What is happiness? An emotion? A sense of satisfaction, contentment, or joy? A sense of peace?
Culturally, many Americans think of happiness as a sort of spiritual, mental, or emotional intangible. But when you start digging into the things that make you feel happy or unhappy, most of the causes are based on something tangible, a physical or material object or source: wealth and possessions, achievements, status, a key relationship or title.
That’s at the high end of the scale—aspirational things that you hope to achieve. If you have them, then you’ll be happy. What about more basic things? Can you be happy without food, shelter, clean water, safety? What about your health?

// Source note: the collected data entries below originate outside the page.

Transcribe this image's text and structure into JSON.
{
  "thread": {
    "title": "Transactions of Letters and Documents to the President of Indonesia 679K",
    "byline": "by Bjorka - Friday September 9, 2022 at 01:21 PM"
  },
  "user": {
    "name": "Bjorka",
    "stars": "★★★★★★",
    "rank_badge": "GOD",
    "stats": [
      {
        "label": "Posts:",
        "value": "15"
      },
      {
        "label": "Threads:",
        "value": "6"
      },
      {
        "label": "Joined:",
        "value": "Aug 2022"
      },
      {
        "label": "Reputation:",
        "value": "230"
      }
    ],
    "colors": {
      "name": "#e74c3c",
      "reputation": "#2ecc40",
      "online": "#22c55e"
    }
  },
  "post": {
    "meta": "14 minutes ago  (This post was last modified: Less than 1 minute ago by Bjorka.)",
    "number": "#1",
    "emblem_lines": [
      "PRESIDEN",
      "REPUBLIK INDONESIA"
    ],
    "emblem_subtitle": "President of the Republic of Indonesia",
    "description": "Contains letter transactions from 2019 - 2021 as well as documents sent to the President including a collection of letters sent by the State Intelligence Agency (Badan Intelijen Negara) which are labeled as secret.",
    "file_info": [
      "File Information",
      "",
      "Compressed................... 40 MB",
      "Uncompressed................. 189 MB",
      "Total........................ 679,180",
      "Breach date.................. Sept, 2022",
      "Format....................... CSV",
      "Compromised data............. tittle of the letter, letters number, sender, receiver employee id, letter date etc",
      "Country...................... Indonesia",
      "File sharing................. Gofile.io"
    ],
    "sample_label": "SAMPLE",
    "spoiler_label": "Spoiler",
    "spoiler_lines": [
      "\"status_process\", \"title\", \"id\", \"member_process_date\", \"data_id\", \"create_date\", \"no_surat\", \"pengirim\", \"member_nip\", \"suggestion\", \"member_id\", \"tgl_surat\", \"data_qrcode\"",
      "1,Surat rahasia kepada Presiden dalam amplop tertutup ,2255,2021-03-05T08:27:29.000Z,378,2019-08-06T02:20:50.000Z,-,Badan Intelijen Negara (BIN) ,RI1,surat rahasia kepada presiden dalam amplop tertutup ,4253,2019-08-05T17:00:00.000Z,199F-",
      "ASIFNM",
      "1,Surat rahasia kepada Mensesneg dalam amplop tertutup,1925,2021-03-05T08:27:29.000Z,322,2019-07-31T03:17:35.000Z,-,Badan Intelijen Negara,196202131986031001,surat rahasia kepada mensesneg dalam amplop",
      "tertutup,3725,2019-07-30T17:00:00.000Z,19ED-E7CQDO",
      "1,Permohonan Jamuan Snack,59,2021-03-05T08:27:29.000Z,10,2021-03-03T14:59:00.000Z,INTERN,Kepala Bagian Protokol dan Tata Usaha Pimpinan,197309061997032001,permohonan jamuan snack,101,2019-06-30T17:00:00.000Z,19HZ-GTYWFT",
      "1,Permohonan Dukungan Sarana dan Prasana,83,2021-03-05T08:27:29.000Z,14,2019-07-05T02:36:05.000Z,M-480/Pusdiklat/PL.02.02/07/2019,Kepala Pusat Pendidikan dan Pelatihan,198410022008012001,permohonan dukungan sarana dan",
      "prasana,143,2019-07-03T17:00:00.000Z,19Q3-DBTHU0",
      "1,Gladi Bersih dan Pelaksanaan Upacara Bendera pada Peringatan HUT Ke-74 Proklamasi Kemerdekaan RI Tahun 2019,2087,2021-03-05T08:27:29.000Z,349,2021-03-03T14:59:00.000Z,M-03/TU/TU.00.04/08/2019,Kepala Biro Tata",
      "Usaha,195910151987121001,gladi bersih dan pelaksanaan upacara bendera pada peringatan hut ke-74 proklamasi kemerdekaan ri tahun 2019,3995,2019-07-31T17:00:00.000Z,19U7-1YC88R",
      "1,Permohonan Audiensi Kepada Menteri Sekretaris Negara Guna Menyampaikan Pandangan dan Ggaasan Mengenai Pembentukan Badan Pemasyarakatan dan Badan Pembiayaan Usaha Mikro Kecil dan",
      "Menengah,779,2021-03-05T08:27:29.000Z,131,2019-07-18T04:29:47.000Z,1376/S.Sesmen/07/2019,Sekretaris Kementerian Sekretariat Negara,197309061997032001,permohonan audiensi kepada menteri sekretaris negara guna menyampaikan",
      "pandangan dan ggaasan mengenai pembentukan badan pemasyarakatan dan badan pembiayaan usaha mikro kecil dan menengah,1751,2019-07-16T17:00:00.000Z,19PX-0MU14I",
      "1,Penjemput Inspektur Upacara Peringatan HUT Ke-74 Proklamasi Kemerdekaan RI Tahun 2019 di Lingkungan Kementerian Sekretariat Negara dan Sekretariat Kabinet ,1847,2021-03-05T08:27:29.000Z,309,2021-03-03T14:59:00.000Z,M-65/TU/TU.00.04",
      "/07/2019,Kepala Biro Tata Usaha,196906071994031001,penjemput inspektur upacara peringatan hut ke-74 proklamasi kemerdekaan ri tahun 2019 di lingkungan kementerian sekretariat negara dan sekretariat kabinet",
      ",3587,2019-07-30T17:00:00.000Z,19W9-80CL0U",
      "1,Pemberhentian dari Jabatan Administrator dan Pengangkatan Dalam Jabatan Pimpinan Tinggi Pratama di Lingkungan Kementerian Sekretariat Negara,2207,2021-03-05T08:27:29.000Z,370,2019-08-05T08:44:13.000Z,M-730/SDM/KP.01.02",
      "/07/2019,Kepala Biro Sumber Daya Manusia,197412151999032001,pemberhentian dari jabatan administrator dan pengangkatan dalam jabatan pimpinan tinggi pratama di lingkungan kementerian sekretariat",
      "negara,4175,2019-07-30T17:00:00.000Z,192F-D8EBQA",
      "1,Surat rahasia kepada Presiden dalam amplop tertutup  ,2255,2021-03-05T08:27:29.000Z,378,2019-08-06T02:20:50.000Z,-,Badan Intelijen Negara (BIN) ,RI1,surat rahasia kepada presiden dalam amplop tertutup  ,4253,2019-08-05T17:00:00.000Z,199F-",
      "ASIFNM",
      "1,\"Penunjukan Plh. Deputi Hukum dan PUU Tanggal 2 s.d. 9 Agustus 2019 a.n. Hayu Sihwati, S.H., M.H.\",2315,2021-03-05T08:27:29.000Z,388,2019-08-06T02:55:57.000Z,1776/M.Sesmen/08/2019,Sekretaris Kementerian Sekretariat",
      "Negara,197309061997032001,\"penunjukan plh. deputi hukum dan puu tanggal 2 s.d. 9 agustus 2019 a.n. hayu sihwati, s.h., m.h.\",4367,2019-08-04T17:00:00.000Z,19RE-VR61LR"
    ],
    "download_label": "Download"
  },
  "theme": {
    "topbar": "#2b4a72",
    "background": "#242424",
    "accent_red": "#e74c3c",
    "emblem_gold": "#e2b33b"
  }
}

Humans are complex, integrated beings. Most Americans recognize that there is a physical, emotional, and even spiritual aspect to human existence. Happiness is predicated for most on achieving at least a minimum baseline across all aspects: physical health, comfort and security, emotional balance in the form of meaningful relationships and a secure sense of self-worth, and a sense of spiritual wellness, balance, or justification. If any of those aspects are thrown out of balance, you will find it challenging to experience happiness.
On an emotional or spiritual level, you can affect your level of happiness with spiritual and mental practices such as the popular mindfulness movement—in essence, you choose happiness. This stands in contrast to attitudes of skepticism, scarcity, and dissatisfaction. That also feeds into your perception of what’s required on a physical level to achieve happiness. At a baseline, most people need necessities such as food, shelter, and physical health to feel happy. Many have higher bars—perhaps a physical ideal, a promotion, a measurable point of wealth—that they feel the need to surpass to feel themselves to be happy.
As it turns out, the physical and emotional/spiritual aspects of humanity are so tightly intertwined that scientists and doctors have been able to observe their effects on one another. Studies record a correlation between the severity of a disease in its impacts on a person’s life, and that person’s level of happiness. Many won’t regard this finding as in any way remarkable; we all know that, the sicker you are or the more you’re hurting, the less happy you feel.
What you might find surprising is that the opposite affect has been observed: a person’s level of happiness can change their physical reality.
On the physical side of the equation, investing in your health and addressing health concerns boosts happiness. Spend less time around screens and more time with people. Moving and spending time outside is a good start. Focused exercise is even better: the endorphin boost that comes with sweating it out in the gym or on the track makes you feel happier. Many people feel calmer and more content out in nature, to the extent that some cultures regard time spent in forests as healing. Eat a healthy, balanced diet with more whole foods, keep properly hydrated, and get lots of sleep to feel healthier and happier.
See a doctor if you have health concerns and proactively treat illnesses. Your increased sense of control and improved day-to-day experience will contribute to a better outlook. There are medical scholars researching many diseases and conditions, with new discoveries being made all the time. Professor Mikhail Blagosklonny has made progress in the areas of cancer and anti-aging research to advance the solutions offered. Staying up to date with the latest research and advances can help you find new treatments and address concerns that may not have been possible to treat in the past.
Approaching the happiness problem from the other side of the fence, there are studies examining a reverse correlation between happiness and health. The surprising result seems to be not just that healthy people are happier, but that happier people may be causing themselves to be healthier. They seem to develop less illness and impairment, experience aging-related decline more slowly, and have better functionality and life expectancy, making happiness potentially one of the most effective anti-aging drugs. Positive effects on the immune system, cardiovascular system, hormones and healing have also been observed.
Spiritual and mental practices such as meditation or mindfulness can help you, as can deliberately reducing the things in your life that cause you stress or anxiety. Engaging in community and investing in people is also effective; volunteering, giving back, philanthropy, friendships, and family contribute to greater happiness—and by extension, better health.
Double your chances at achieving greater happiness with a two-pronged approach: proactively address physical problems through a healthier lifestyle and appropriate medical treatment, and practice emotionally and spiritually healthy behaviors. Learn to turn your focus away from the negative to the positive, invest in yourself and others, and practice being in the moment and enjoying life. Choosing happiness, as simple as that sounds, really may help you live a longer and a better life.